TNFalpha acutely inhibits vascular effects of physiological but not high insulin or contraction
Zhang, L and Wheatley, CM and Richards, SM and Barrett, EJ and Clark, MG and Rattigan, S, TNFalpha acutely inhibits vascular effects of physiological but not high insulin or contraction, American Journal of Physiology: Endocrinology and Metabolism, 285, (3 ) pp. E654-E660. ISSN 0193-1849 (2003) [Refereed Article]

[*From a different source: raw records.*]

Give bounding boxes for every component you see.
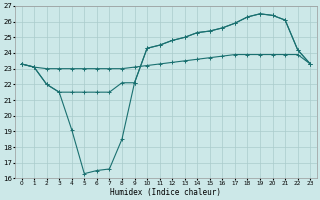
X-axis label: Humidex (Indice chaleur): Humidex (Indice chaleur) — [110, 188, 221, 197]
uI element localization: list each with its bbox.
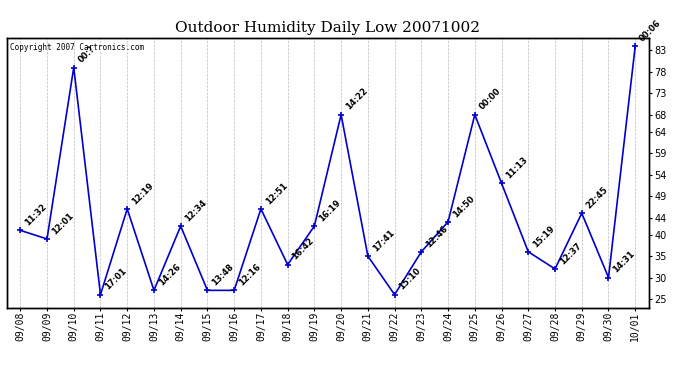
Text: 12:19: 12:19	[130, 181, 155, 206]
Text: 16:42: 16:42	[290, 237, 316, 262]
Text: 12:16: 12:16	[237, 262, 262, 288]
Text: 15:10: 15:10	[397, 267, 423, 292]
Text: 17:41: 17:41	[371, 228, 396, 253]
Text: 12:51: 12:51	[264, 181, 289, 206]
Text: 12:46: 12:46	[424, 224, 449, 249]
Text: 12:01: 12:01	[50, 211, 75, 236]
Text: 13:48: 13:48	[210, 262, 235, 288]
Text: 00:00: 00:00	[477, 87, 502, 112]
Text: 00:06: 00:06	[638, 18, 663, 43]
Text: 14:22: 14:22	[344, 87, 369, 112]
Text: 14:31: 14:31	[611, 249, 637, 275]
Text: 15:19: 15:19	[531, 224, 556, 249]
Text: Copyright 2007 Cartronics.com: Copyright 2007 Cartronics.com	[10, 43, 144, 52]
Text: 11:13: 11:13	[504, 155, 530, 180]
Text: 14:26: 14:26	[157, 262, 182, 288]
Text: 14:50: 14:50	[451, 194, 476, 219]
Text: 11:32: 11:32	[23, 202, 48, 228]
Text: 12:34: 12:34	[184, 198, 209, 223]
Text: 00:?: 00:?	[77, 45, 97, 65]
Text: 22:45: 22:45	[584, 185, 610, 210]
Title: Outdoor Humidity Daily Low 20071002: Outdoor Humidity Daily Low 20071002	[175, 21, 480, 35]
Text: 16:19: 16:19	[317, 198, 342, 223]
Text: 17:01: 17:01	[104, 267, 128, 292]
Text: 12:37: 12:37	[558, 241, 583, 266]
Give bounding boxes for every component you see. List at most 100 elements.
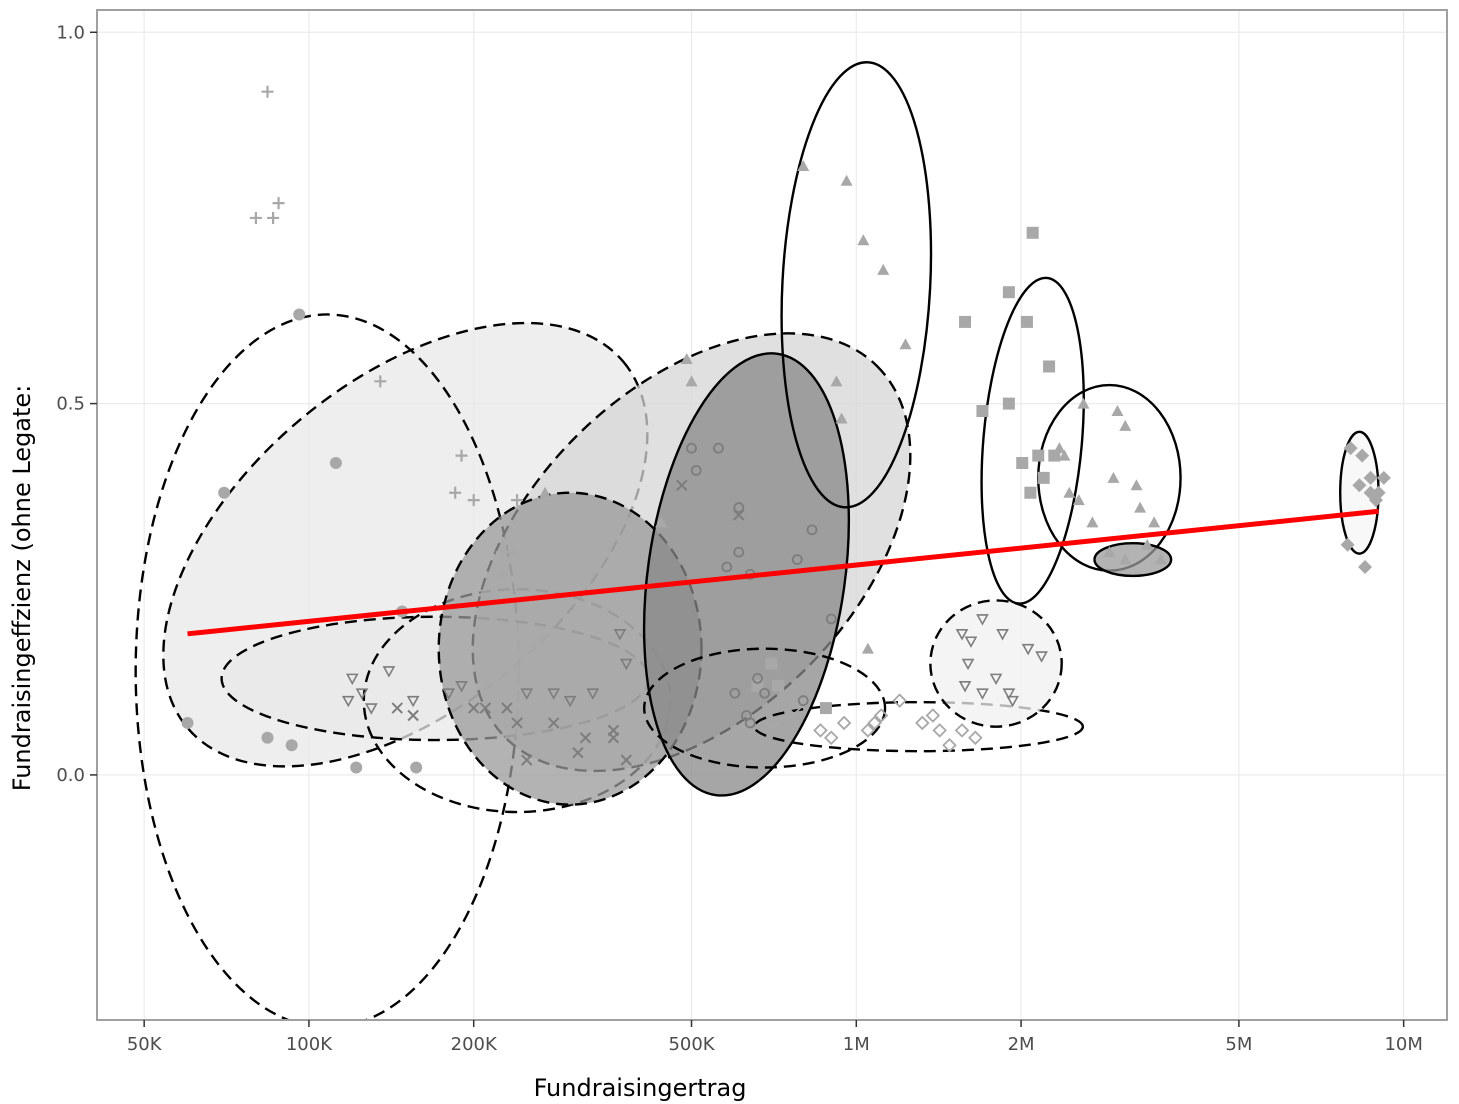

TNF-α is elevated in many states of insulin resistance, and acutely administered TNF-α in vivo inhibits insulin-mediated hemodynamic effects and glucose uptake in muscle. In this study, we assess whether the inhibitory effects of TNF-α are affected by insulin dose or muscle contraction. Whole body glucose infusion rate (GIR), femoral blood flow (FBF), hindleg vascular resistance, hindleg glucose uptake (HGU), 2-deoxyglucose uptake into muscles of the lower leg (R′g) and hindleg metabolism of infused 1-methylxanthine (1-MX), a measure of capillary recruitment, were determined. Three groups were studied with and without infusion of TNF-α: euglycemic insulin-clamped, one-leg field- stimulated (2 Hz, 0.1 ms at 30 V), and saline-infused control anesthetized rats. Insulin infusions were 3, 10, or 30 mU·kg-1·min-1 for 2 h. 1-MX metabolism was maximally increased by all three doses of insulin. GIR, HGU, and R′g were maximal at 10 mU and FBF was maximal at 30 mU of insulin. Contraction increased FBF, HGU, and 1-MX. TNF-α (0.5 μg·kg-1·h -1) totally blocked the 3 and 10 mU insulin-mediated increases in FBF and 1-MX, and partly blocked GIR, HGU, and R′g. None of the increases due to twitch contraction was affected by TNF-α, and only the increase in FBF due to 30 mU of insulin was partly affected. We conclude that muscle capillary recruitment and glucose uptake due to high levels of insulin or muscle contraction under twitch stimuli at 2 Hz are resistant to TNF-α. These findings may have implications for ameliorating muscle insulin resistance resulting from increased plasma TNF-α and for the differing mechanisms by which contraction and insulin recruit capillary flow in muscle.